Patients underwent endoscopy at 4, 8 and 12 weeks. The results after four weeks of treatment showed that ulcers were absent in 48 percent of cases, after eight weeks of treatment ulcers had resolved in 72 percent of cases, while 76 percent of people did not have ulcers after 12 weeks of treatment.

Those participants without ulcers but who had gastrointestinal (GIT) symptoms including gastritis, dyspepsia, epigastric pain, vomiting and melena (dark sticky faeces containing blood) received the same dose for four weeks. Abdominal pain and discomfort subsided in the first and second week.
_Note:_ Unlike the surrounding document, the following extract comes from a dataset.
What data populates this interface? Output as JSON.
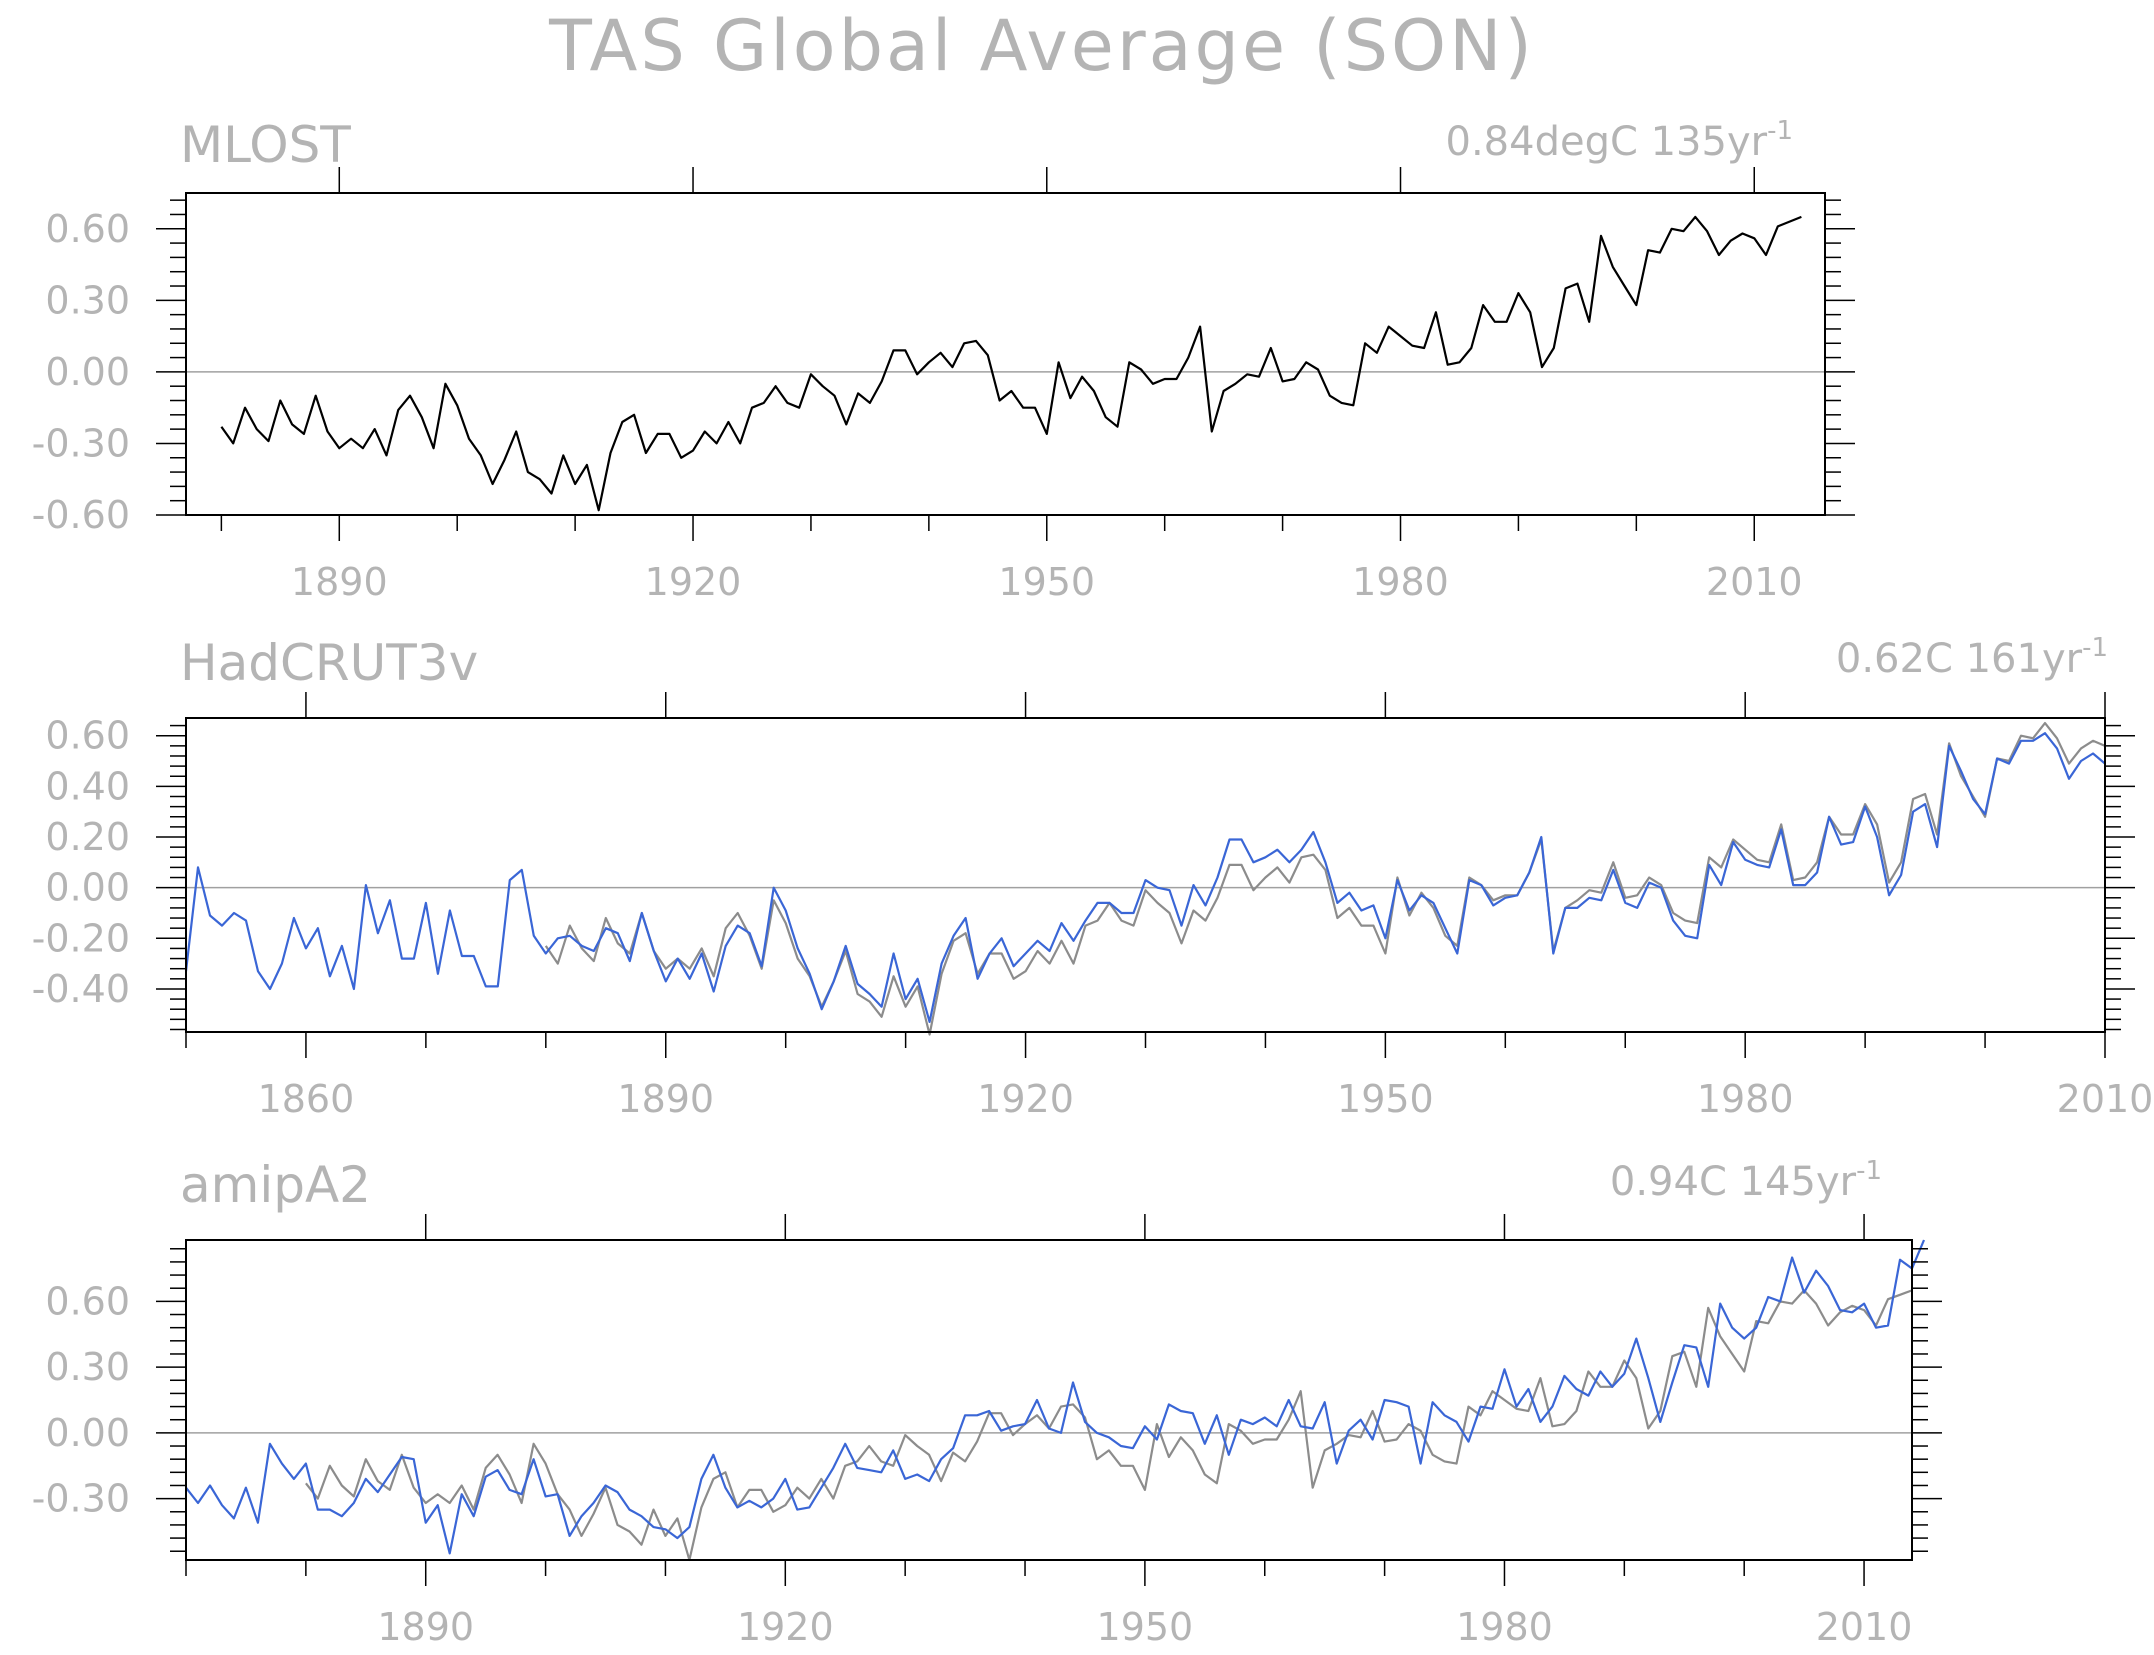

What a herb! Anti-inflammatory mood-enhancing and GIT healing. Truly a gift from Mother Nature.

So, let’s swap our morning coffee from time to time, or even better permanently with a golden latte!

Golden latte
1½ teaspoon turmeric
½ teaspoon ginger
¼ teaspoon cinnamon
A pinch each, according to taste, of ground cloves,
nutmeg, star anise and coriander seeds
1 cup of either coconut, almond, soy milk
1 teaspoon raw honey or maple syrup if desired

In a small saucepan over medium heat, warm the milk until just before it simmers. Whisk in spices and honey/maple syrup.

Remove from heat, pour into your favourite china cup and sprinkle with a little extra cinnamon.